The Optimus blog

The blog that inspires leaders in the UK education sector

The Optimus blog

The blog that inspires leaders in the UK education sector

Joanna Grace

Recognising mental health in students with learning disabilities

In a population as vulnerable as our students with profound learning disabilities, recognising their mental health can be a game changer. Joanna Grace shares two stories to show the importance of such recognition. 

We all know that being mentally healthy is just as important for living a good life as being physically healthy, and yet, children, young people and adults are at high-risk of having their mental health needs overlooked.

Below I share two stories that show:

  • how the mental health needs of learners with complex disabilities can go unrecognised
  • how important it is that this changes.

Hugh

Hugh’s mother Emma is a special needs teacher, and blogs about her life bringing up Hugh and his brother Sean. Hugh is referred to online as ‘Happy Little Hugh’, and photos of him clearly show a young man who, despite complex physical and sensory impairments and co-occurring epilepsy, has a very sunny outlook on life.

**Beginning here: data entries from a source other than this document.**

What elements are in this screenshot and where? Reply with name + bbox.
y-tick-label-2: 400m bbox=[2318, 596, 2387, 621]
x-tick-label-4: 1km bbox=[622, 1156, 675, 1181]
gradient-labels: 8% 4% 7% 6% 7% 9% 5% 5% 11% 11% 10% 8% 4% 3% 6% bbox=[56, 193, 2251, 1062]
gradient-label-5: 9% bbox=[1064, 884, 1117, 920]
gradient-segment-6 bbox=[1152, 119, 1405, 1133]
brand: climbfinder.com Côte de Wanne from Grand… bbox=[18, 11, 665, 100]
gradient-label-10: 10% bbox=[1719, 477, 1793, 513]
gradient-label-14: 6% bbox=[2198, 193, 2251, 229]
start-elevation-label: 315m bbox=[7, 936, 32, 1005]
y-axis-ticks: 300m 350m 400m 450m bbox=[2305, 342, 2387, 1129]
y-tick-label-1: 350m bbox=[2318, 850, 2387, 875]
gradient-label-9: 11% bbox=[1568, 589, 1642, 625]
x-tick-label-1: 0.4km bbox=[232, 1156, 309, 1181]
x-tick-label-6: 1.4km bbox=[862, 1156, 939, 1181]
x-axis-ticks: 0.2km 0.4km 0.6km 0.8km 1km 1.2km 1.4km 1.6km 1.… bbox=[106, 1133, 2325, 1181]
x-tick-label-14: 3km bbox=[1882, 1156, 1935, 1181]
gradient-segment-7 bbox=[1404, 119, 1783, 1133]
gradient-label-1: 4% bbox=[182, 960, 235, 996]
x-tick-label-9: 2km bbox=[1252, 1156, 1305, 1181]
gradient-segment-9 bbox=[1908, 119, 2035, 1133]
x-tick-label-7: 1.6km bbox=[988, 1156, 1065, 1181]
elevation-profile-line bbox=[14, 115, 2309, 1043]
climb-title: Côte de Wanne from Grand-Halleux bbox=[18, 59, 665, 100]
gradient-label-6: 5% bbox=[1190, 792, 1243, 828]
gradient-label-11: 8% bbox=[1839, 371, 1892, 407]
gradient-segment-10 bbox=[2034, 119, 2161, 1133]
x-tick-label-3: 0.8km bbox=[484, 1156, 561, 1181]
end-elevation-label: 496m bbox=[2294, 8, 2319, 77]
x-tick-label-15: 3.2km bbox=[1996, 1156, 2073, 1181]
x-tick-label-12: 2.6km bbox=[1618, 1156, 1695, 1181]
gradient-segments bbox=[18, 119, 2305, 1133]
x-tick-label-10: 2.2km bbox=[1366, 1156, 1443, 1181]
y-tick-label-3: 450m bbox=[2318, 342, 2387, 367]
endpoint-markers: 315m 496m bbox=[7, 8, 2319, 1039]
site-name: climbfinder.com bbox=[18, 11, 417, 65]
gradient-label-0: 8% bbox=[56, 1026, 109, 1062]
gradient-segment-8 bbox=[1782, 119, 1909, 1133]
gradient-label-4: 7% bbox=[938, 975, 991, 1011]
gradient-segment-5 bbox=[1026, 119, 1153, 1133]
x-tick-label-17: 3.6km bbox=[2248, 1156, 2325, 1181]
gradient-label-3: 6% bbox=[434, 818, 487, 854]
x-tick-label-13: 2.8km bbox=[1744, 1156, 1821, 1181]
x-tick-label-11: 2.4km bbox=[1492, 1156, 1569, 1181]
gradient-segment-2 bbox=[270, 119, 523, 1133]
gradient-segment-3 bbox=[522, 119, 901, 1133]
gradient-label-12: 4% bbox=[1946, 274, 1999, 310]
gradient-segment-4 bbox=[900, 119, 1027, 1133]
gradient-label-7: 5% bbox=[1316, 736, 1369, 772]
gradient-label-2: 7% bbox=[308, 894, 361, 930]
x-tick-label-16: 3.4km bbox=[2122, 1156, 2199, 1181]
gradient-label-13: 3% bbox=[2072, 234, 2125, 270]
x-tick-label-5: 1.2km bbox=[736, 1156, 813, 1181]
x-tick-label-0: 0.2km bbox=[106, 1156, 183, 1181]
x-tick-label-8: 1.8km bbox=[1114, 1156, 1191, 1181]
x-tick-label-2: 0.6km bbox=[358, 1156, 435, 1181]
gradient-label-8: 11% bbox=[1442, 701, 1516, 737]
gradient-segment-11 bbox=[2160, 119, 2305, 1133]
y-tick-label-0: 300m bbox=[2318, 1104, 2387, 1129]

But appearances at times can be deceptive.

I met Emma when she attended my course Sensory Engagement for Mental Well Being. She described to me how Hugh would become distressed at family parties or events with lots of people, often to the point of vomiting.

She had, until that day, always attributed this reaction to the reflux Hugh suffers from, but she wondered aloud to me during the tea break whether in fact Hugh might be feeling anxious.

A reduction in stress

Since that day, I have watched Emma change how she approaches socialising with Hugh, slowly introducing people into his life and giving him more time to settle into a space. It's a long road, but I was delighted to discover through Facebook that Hugh had gone surfing during summer!

The experience was very different to what he was used to, and required lots of people to support him safely into the water. Emma and her family however managed it beautifully, getting Hugh to the beach way ahead of time so he could adjust to the new smells and sensations, putting his wetsuit on an hour before he was due to go into the water, again to give him time to adjust.

That simple thought of maybe it is mental health, not physical health causing the distress, has led to an opening up of Hugh’s life and a reduction in the stress he experiences – how wonderful!

Ella

The recognition of Hugh's mental health led to wonderful changes.

In Ella’s life, on the other hand, the lack of recognition of her mental wellbeing and her disability, deafblindness, led to horrific consequences.

Ella, a bright young lady with a ferocious drive to learn, also comes under the umbrella term of having profound and multiple learning disabilities.

When Ella started school, her family were expecting her to fly. In an environment equipped to cater for her needs, surely her innate drive to learn would see her thrive.

Sadly, this was not the case, and the school struggled to understand Ella’s communication and needs. As they failed to keep her feeling safe and comfortable, Ella became distressed and would express this very clearly by banging her head, biting her hands and pulling her hair out.

People who are unable to express themselves verbally must find alternate means to communicate and often choose behaviour; a wise choice as it is hard to ignore and can express things very powerfully.

Ella's family expected her to fly

I would expect most specialist settings to recognise all behaviour as communication, but in this situation instead of trying to understand the source of Ella's distress, the school tried to clampdown on her expression.

Imagine having something you need to say, and only one way of saying it. If someone tries to silence you, are you going to give up expressing yourself or attempt to shout louder?

If a child gives up, this in itself has devastating mental health consequences that could well last a life time.

Ella did not give up. She banged her head harder – surely someone would soon understand and respond?

Eventually she banged her head so hard that she detached both of her retinas and became permanently blind.

#flipthenarrative

Ella’s mother Elly now blogs about the positive, life-changing and specialised education her daughter receives at home. She encourages practitioners to #flipthenarrative when it comes to how they think and talk about people with complex disabilities, developing the ‘how’ to work from the point of positive support, rather than acting at the point of crisis.

A life-changing impact

The physical health care needs of students with profound disabilities are often so very apparent that they overshadow all other needs – but they must not.

We must recognise the mental health care needs of these students, which are often as high as their physical health care needs. The simple act of recognising them can lead us to take a different approach to support, and the impact of that difference can be life-changing.